Scholastique levou dez anos para retornar a Ruanda após o genocídio. A autora acompanha de perto a situação do país africano, onde, hoje, as mulheres têm um enorme protagonismo. Elas representam 60% do parlamento ruandense, além de ocupar uma série de ministérios importantes. A escritora explica que, em Ruanda, as mulheres sempre foram reconhecidas e valorizadas socialmente. Esse papel se fortaleceu após o genocídio, já que a população masculina foi dizimada.

— As mulheres foram muito fortes após o genocídio. Elas não podiam ceder ao pânico. Tiveram uma atitude grandiosa — aponta.

Sobre a França, onde vive há 25 anos e hoje vê a candidata da extrema-direita, Marine Le Pen, liderar a corrida presidencial com um forte discurso anti-imigração, Scholastique confessa que está inquieta, mas diz acreditar que os radicais não vão prevalecer:

— Vejo o crescimento da intolerância com inquietação. Aqui, não passo um dia sem que alguém observe meu sotaque africano. Há franceses que são muito generosos e uma minoria de extremistas.
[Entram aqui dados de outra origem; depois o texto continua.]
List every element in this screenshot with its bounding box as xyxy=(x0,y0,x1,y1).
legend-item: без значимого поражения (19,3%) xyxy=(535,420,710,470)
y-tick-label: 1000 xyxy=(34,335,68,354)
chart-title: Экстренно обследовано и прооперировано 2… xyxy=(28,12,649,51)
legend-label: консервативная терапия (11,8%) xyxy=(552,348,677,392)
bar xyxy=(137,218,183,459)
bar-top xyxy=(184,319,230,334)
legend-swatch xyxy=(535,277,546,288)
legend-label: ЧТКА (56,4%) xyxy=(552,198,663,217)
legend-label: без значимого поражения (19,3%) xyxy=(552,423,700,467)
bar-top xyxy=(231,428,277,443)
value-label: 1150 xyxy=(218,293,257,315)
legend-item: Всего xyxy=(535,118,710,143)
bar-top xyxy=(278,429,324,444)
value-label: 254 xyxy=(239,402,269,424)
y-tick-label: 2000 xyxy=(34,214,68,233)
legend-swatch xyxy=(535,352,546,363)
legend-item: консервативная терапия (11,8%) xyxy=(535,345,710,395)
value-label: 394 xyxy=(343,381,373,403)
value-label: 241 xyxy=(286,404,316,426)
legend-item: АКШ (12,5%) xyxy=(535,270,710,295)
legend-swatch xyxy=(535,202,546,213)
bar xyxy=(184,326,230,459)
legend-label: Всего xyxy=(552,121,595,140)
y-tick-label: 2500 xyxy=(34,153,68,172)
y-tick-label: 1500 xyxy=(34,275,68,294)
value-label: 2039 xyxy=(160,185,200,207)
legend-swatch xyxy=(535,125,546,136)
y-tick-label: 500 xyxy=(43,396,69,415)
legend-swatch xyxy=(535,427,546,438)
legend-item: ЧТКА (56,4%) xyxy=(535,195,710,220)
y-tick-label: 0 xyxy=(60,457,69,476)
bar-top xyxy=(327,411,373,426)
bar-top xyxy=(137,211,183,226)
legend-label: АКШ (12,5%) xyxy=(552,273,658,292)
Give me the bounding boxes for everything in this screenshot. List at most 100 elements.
Espero que possamos votar de forma democrática, e que esse continue sendo o país dos direitos dos homens.

Leia um trecho de “Nossa Senhora do Nilo”:

Nenhum liceu é melhor do que o Nossa-Senhora-do-Nilo. E nem mais alto. 2500 metros, anunciam, orgulhosas, as professoras brancas. 2493, corrige a irmã Lydwine, professora de geografia. “Estamos tão perto do céu”, murmura a madre superiora, juntando as mãos em sinal de devoção.

Como o ano escolar coincide com a estação das chuvas, o liceu costuma ficar encoberto pelas nuvens. Às vezes, embora seja raro, o tempo abre um pouco e, então, dá para ver, lá embaixo, o grande lago como uma poça de luz azulada.
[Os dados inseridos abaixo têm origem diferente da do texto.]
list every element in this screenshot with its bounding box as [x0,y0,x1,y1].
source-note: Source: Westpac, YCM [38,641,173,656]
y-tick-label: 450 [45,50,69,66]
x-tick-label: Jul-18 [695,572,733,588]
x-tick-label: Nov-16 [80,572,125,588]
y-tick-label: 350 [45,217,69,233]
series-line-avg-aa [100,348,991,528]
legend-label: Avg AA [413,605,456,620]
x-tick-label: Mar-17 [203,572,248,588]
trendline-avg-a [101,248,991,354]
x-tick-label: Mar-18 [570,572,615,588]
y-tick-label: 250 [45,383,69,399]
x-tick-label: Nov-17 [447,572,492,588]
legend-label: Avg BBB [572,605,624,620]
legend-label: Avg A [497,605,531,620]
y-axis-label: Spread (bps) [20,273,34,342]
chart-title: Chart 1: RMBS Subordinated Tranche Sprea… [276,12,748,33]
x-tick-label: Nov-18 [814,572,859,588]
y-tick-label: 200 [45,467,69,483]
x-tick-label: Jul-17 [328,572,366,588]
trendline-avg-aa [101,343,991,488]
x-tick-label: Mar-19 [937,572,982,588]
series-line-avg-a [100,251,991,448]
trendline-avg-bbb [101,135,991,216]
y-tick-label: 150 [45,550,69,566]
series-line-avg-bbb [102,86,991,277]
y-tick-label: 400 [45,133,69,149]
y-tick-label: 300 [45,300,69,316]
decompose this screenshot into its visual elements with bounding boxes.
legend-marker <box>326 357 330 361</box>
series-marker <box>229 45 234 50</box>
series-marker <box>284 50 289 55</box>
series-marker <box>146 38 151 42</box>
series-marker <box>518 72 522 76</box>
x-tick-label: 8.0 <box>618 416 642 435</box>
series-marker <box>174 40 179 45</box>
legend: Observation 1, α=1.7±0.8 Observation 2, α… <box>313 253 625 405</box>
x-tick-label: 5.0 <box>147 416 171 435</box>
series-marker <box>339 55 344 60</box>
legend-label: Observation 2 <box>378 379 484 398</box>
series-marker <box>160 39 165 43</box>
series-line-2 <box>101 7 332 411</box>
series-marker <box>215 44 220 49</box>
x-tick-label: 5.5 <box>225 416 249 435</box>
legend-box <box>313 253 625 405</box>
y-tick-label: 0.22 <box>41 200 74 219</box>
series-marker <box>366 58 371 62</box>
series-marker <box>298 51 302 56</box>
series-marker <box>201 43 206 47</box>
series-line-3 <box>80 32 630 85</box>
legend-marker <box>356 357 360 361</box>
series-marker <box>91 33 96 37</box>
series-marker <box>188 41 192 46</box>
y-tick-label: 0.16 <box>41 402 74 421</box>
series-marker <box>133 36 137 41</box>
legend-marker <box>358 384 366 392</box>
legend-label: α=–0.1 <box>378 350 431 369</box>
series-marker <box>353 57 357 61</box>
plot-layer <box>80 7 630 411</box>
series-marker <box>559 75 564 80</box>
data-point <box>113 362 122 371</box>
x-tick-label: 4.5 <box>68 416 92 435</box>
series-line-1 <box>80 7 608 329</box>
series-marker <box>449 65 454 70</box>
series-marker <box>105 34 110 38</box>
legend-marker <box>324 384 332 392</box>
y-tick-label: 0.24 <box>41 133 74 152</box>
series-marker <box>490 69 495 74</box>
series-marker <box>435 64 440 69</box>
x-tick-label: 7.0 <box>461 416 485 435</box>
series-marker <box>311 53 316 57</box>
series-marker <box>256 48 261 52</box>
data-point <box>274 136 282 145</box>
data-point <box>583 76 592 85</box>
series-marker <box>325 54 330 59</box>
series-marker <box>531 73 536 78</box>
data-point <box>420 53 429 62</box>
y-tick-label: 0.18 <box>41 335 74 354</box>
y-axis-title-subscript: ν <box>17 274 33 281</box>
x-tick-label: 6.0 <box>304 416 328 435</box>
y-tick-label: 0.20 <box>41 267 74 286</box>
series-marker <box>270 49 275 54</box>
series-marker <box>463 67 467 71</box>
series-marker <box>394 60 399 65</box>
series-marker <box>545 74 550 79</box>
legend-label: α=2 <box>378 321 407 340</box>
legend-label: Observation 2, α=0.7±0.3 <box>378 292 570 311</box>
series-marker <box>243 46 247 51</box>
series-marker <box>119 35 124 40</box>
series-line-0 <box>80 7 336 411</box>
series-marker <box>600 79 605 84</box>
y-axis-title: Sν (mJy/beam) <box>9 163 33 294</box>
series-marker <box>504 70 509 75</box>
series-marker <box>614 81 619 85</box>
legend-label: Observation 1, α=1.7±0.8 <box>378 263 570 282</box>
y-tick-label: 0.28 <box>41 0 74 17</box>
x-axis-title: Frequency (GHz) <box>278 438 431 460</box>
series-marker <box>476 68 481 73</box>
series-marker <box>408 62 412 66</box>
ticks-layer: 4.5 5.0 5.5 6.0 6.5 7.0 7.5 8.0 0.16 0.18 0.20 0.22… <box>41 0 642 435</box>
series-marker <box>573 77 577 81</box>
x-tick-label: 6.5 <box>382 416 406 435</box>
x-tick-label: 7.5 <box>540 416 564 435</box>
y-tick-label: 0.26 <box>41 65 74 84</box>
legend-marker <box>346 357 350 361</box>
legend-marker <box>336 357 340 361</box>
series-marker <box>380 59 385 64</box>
É um liceu de meninas. Os meninos ficam na capital, embaixo. O liceu foi construído bem no alto, bem distante, para afastar as meninas, para protegê-las do mal e das tentações da cidade grande. É que as jovens do liceu têm a promessa de bons casamentos. E elas precisam chegar até lá virgens – ou, ao menos, não devem engravidar antes. O ideal é que se mantenham virgens. O casamento é algo sério. As internas do liceu são filhas de ministros, de militares de alta patente, de homens de negócios, de ricos comerciantes. O casamento de suas filhas é uma questão política e as moças têm orgulho disso: elas sabem o valor que têm. Foi-se o tempo em que só a beleza contava. Como dote, suas famílias vão receber não só o gado ou os tradicionais jarros de cerveja, mas também maletas cheias de notas e uma conta recheada no Banco Belgolaise, em Nairobi, em Bruxelas. Graças às suas filhas, essas famílias vão enriquecer, o poder do seu clã será fortalecido e a influência da linhagem se espalhará. As jovens do liceu Nossa-Senhora-do-Nilo sabem o quanto elas valem.